I have been struggling to find a method to actually run any assembly code on my 8086 chip. I have an 8086 chip and I am trying to implement it on hardware to power up a LED or anything simple.
On Proteus's simulation, this is easy to do because Proteus offers you to write code on run directly inside the simulation.
However, in the real world, I cannot find any clue on how to do this. How to upload that ASM code on the chip in order to power up a LED or something?
The 8086 in itself doesn't have any memory, so you can't upload anything to it. You need to build a whole x86 computer with that chip in its core and then put a program in memory at the position the CPU fetches the first instruction, and then let the CPU run.
If you go to the Wikipedia page for the 8086 you'll see that the 8086 is missing a lot of the things built in to modern CPUs, and needs separate chips so it can clock itself, handle interrupts, have any main memory, communicate over a serial line, or in any way interface with peripherals. So, the 8086 is a very complicated starting point if you just want to build something where you can upload some program to run.
You're essentially in need of building a minimalist clone of the original IBM PC!

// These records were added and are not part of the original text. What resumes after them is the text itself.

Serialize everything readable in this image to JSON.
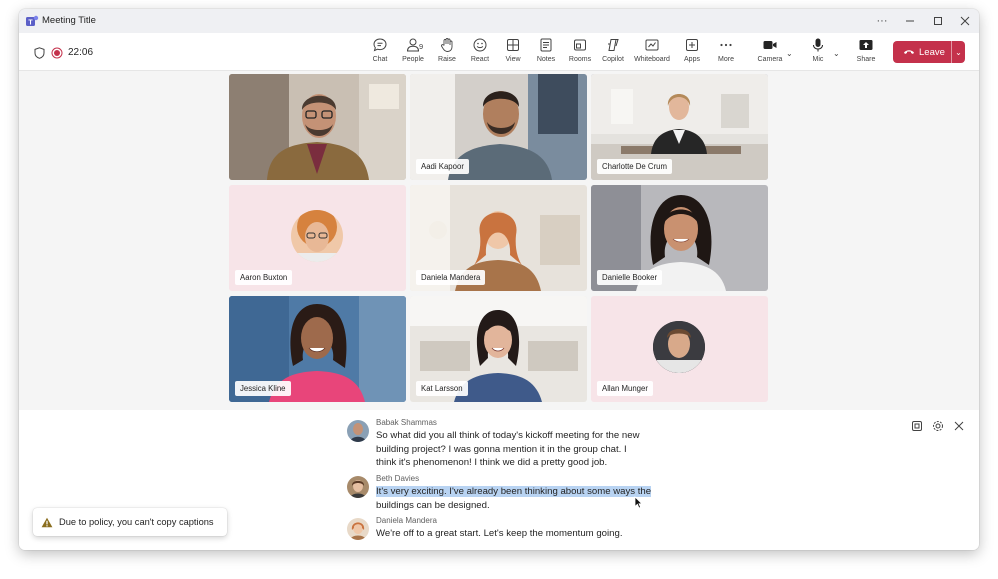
{
  "window": {
    "title": "Meeting Title",
    "controls": [
      "more",
      "minimize",
      "maximize",
      "close"
    ]
  },
  "toolbar": {
    "timer": "22:06",
    "people_count": "9",
    "tools": [
      {
        "label": "Chat",
        "icon": "chat-icon"
      },
      {
        "label": "People",
        "icon": "people-icon"
      },
      {
        "label": "Raise",
        "icon": "raise-hand-icon"
      },
      {
        "label": "React",
        "icon": "react-icon"
      },
      {
        "label": "View",
        "icon": "view-icon"
      },
      {
        "label": "Notes",
        "icon": "notes-icon"
      },
      {
        "label": "Rooms",
        "icon": "rooms-icon"
      },
      {
        "label": "Copilot",
        "icon": "copilot-icon"
      },
      {
        "label": "Whiteboard",
        "icon": "whiteboard-icon"
      },
      {
        "label": "Apps",
        "icon": "apps-icon"
      },
      {
        "label": "More",
        "icon": "more-icon"
      },
      {
        "label": "Camera",
        "icon": "camera-icon"
      },
      {
        "label": "Mic",
        "icon": "mic-icon"
      },
      {
        "label": "Share",
        "icon": "share-icon"
      }
    ],
    "leave_label": "Leave",
    "leave_color": "#c4314b"
  },
  "participants": [
    {
      "name": "",
      "type": "video"
    },
    {
      "name": "Aadi Kapoor",
      "type": "video"
    },
    {
      "name": "Charlotte De Crum",
      "type": "video",
      "active_speaker": true
    },
    {
      "name": "Aaron Buxton",
      "type": "avatar"
    },
    {
      "name": "Daniela Mandera",
      "type": "video"
    },
    {
      "name": "Danielle Booker",
      "type": "video"
    },
    {
      "name": "Jessica Kline",
      "type": "video"
    },
    {
      "name": "Kat Larsson",
      "type": "video"
    },
    {
      "name": "Allan Munger",
      "type": "avatar"
    }
  ],
  "captions": [
    {
      "speaker": "Babak Shammas",
      "lines": [
        "So what did you all think of today's kickoff meeting for the new",
        "building project? I was gonna mention it in the group chat. I",
        "think it's phenomenon! I think we did a pretty good job."
      ]
    },
    {
      "speaker": "Beth Davies",
      "highlighted": "It's very exciting. I've already been thinking about some ways the",
      "rest": "buildings can be designed."
    },
    {
      "speaker": "Daniela Mandera",
      "lines": [
        "We're off to a great start. Let's keep the momentum going."
      ]
    }
  ],
  "toast": {
    "message": "Due to policy, you can't copy captions",
    "icon": "warning-icon"
  },
  "colors": {
    "accent": "#6264a7",
    "leave": "#c4314b",
    "highlight": "#b8d3f2"
  }
}
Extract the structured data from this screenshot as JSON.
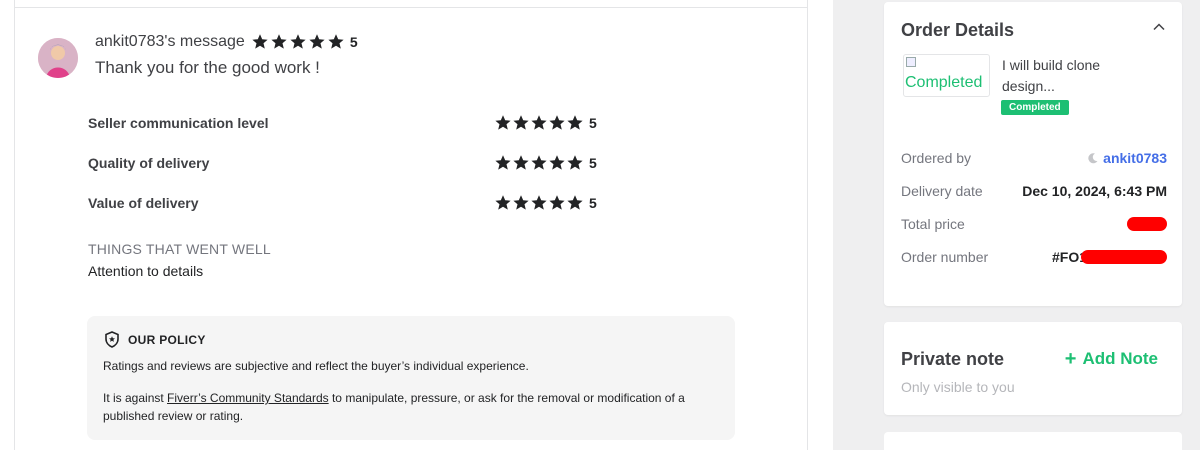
{
  "review": {
    "author_title": "ankit0783's message",
    "overall_rating": "5",
    "message": "Thank you for the good work !",
    "ratings": [
      {
        "label": "Seller communication level",
        "stars": 5,
        "score": "5"
      },
      {
        "label": "Quality of delivery",
        "stars": 5,
        "score": "5"
      },
      {
        "label": "Value of delivery",
        "stars": 5,
        "score": "5"
      }
    ],
    "went_well_title": "THINGS THAT WENT WELL",
    "went_well_items": [
      "Attention to details"
    ]
  },
  "policy": {
    "title": "OUR POLICY",
    "p1": "Ratings and reviews are subjective and reflect the buyer’s individual experience.",
    "p2_before": "It is against ",
    "p2_link": "Fiverr’s Community Standards",
    "p2_after": " to manipulate, pressure, or ask for the removal or modification of a published review or rating."
  },
  "order_details": {
    "title": "Order Details",
    "thumbnail_alt": "Completed",
    "gig_title": "I will build clone design...",
    "status_badge": "Completed",
    "rows": {
      "ordered_by_label": "Ordered by",
      "ordered_by_value": "ankit0783",
      "delivery_date_label": "Delivery date",
      "delivery_date_value": "Dec 10, 2024, 6:43 PM",
      "total_price_label": "Total price",
      "order_number_label": "Order number",
      "order_number_prefix": "#FO1"
    }
  },
  "private_note": {
    "title": "Private note",
    "subtitle": "Only visible to you",
    "add_label": "Add Note"
  },
  "icons": {
    "star": "star-icon",
    "shield": "shield-star-icon",
    "chevron": "chevron-up-icon",
    "moon": "moon-icon",
    "plus": "plus-icon"
  },
  "colors": {
    "accent_green": "#1dbf73",
    "user_link_blue": "#446ee7",
    "redaction_red": "#ff0000",
    "star_color": "#222325"
  }
}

If you instead of a 1970's microprocessor went for a 1980s (or better, later) microcontroller, you would have a chip that has the CPU, the main memory, the permanent memory, interrupt controllers, clocking circuitry, IO controllers and serial interfaces all built in. To that you could then upload a machine code program directly.
As to what you can do to learn the software side of things while you build your IBM PC, you could use an IBM PC emulator to run the binaries that come out of your assembler. It might be easiest to instead of bare metal binaries to produce normal DOS executables in the COM format, using a C compiler or an assembler of your choice, and running it from the DOS prompt in the emulator.
You need to attach something to the CPU memory bus at specific starting location from where the CPU can fetch program code to execute.
For the 8086, it starts executing code from memory address 0xFFFF0 after reset, that is 16 bytes below the end of the 1 megabyte address space.
As the 8086 has a 16-bit data bus, you need to have e.g. a 16-bit memory chip, or two 8-bit memory chips, programmed with the code you want to run. Flash chips are programmable, and you can simply make just enough code to allow transferring code from somewhere else to be run in the system.
The 8086 loads an instruction from the Data memory space after it completes its power on and reset is deasserted. This instruction is the first instruction of whatever program or bootloader you want to run.
The I/O is typically a 16bit parallel ROM and the enable line from the ROM needs to be the I/O enable line from the 8086. It could be an EEPROM or whatever.
The Prentice-Hall book The Intel Microprocessors is a good resource.
I once wire wrapped an 8088, which is slightly different than an 8086. The first thing I did was wire wrap RAM and ROM chips and their enable line. Then loaded a small assembly program on the flash and test some I/O and the RAM
If you want to go really old-school, have a bank of switches and a circuit to copy the switch state into a register, and another to copy the switch state into the RAM address specified by that register. See CONSOLE ENTRY SWITCHES on page 30 of this document for how it worked on the IBM 1130. In Load mode, Load IAR set the Instruction Address Register, while Start wrote the switch state to memory.